- Written by Nathan Drake
I wasn’t around when credit cards gained in popularity, or at least I wasn’t old enough to remember a world without them. I was in college in the 80s and getting a hold of mom and dad’s credit card for a party was within my reality as a student (especially since this was at a time before eStatements, when a parent wouldn’t find out about the unauthorized purchases for at least a month). I would imagine, though, that there were concerns with having a bank account or other important information attached to a plastic card. There may have even been privacy concerns.
That’s the way it is with any technology that requires your information. People inherently do not like to give away information about themselves, whether that be personal or financial information without knowing that they can trust completely the entity to whom they are giving it. Of course, there are some necessary evils we are presented with, giving our information to banks even as we hear of banks and other institutions being hacked and having the information harvested, but, for the most part, people are reluctant to do this.

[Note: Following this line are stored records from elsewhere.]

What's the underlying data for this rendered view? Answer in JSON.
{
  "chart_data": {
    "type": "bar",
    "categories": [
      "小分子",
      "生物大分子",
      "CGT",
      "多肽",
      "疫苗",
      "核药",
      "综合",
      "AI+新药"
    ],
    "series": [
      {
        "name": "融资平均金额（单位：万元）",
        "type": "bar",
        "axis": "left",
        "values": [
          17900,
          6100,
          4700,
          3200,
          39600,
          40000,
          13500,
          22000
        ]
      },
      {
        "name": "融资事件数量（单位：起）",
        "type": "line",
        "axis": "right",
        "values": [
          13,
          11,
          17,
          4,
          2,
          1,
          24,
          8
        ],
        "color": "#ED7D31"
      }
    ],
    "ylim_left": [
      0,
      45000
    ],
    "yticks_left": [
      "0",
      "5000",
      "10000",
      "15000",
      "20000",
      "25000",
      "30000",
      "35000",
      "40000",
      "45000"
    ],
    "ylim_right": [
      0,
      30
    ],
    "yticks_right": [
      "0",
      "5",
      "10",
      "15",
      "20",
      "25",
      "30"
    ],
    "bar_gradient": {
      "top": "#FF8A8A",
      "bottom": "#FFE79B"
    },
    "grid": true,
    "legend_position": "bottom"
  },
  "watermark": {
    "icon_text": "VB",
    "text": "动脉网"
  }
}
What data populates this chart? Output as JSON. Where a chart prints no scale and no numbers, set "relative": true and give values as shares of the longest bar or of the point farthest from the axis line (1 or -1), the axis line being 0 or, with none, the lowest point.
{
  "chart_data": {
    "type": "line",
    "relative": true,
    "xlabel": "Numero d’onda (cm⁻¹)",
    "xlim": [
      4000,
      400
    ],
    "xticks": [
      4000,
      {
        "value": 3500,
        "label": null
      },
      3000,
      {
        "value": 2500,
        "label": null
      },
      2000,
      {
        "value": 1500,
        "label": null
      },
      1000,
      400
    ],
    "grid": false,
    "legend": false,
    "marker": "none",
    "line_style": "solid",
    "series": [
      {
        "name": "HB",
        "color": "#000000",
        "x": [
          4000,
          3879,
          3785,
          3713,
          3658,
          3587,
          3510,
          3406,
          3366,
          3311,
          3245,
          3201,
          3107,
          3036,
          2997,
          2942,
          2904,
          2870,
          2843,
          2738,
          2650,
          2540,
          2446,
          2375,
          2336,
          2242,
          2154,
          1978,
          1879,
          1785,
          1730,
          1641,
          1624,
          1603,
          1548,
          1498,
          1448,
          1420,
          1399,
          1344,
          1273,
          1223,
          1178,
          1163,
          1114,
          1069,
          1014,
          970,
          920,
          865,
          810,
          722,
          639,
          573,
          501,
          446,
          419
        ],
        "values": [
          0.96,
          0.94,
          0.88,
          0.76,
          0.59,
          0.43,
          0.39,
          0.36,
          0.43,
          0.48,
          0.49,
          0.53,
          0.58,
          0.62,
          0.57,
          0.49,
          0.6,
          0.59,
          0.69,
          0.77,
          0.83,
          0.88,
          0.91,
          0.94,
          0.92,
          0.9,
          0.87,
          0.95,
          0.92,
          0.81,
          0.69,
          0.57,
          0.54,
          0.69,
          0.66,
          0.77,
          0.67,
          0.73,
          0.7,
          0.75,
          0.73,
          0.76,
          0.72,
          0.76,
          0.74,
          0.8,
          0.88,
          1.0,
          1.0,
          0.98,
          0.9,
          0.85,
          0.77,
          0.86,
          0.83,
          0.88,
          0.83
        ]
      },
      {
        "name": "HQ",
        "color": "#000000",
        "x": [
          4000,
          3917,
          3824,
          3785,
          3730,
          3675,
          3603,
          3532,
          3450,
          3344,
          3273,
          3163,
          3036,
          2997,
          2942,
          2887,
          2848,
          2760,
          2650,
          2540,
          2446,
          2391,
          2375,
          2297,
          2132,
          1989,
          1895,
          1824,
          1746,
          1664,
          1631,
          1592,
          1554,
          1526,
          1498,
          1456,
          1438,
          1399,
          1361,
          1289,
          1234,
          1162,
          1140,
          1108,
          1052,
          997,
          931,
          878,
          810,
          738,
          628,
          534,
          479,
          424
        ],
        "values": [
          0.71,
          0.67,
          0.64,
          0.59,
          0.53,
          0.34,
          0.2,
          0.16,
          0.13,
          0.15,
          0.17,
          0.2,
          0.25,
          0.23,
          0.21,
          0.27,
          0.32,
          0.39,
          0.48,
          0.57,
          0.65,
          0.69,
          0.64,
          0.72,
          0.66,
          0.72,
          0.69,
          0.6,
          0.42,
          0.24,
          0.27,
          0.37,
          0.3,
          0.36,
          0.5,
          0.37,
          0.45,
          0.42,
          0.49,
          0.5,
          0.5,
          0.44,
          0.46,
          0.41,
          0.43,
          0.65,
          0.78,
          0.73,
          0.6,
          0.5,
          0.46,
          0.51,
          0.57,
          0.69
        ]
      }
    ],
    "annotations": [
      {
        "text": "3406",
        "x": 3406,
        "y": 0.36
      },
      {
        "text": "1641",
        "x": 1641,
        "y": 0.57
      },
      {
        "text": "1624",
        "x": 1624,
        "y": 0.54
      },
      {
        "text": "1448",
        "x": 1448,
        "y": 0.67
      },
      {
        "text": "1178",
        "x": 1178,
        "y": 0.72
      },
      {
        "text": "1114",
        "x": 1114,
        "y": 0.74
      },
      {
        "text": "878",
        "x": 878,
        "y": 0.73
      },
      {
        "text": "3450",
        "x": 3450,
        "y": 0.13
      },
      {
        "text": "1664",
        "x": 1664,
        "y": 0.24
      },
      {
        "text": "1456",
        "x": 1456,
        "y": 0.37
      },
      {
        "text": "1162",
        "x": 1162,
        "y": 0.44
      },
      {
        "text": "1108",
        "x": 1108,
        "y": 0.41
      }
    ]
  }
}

The same is true with NFC. In order to get NFC to work on your phone, you will have to give your information to the chip through the app. This app is, like anything else on your phone, part of a network, and as Wikileaks and Anonymous have shown us, there is not a network in existence that cannot be hacked.
According to the report linked to in this article, there are, in addition to any firewalls constructed on the technical side, practical safeguards put in place as well. I like that you can only spend 15 pounds per purchase with NFC. I hope that once they develop a more secure network that that amount goes up, as there are many purchases I make on a fairly regular basis over the 23 or so dollar limit. But this does, like the article states, stop people from, even if they stole your phone, using the NFC for any major purposes. Of course, this doesn’t stop the appropriately talented and motivated person from hacking your phone and taking the information, but that level of talent and motivation is rare. The motivation to physically take something and benefit from the theft is, tragically, not so rare.
Developing a system that is completely secure may simply never happen. Consider the fact that, even if we continue to refer to NFC by the same name, the technology we use to implement it will inevitably change, creating new opportunities for convenience even as it creates new opportunities for hackers. What is nice to see in this article, however, is companies actually managing to show restraint in the interest of their customers (and, I imagine, their bottom line, as no one wants their name associated with a massive information leak).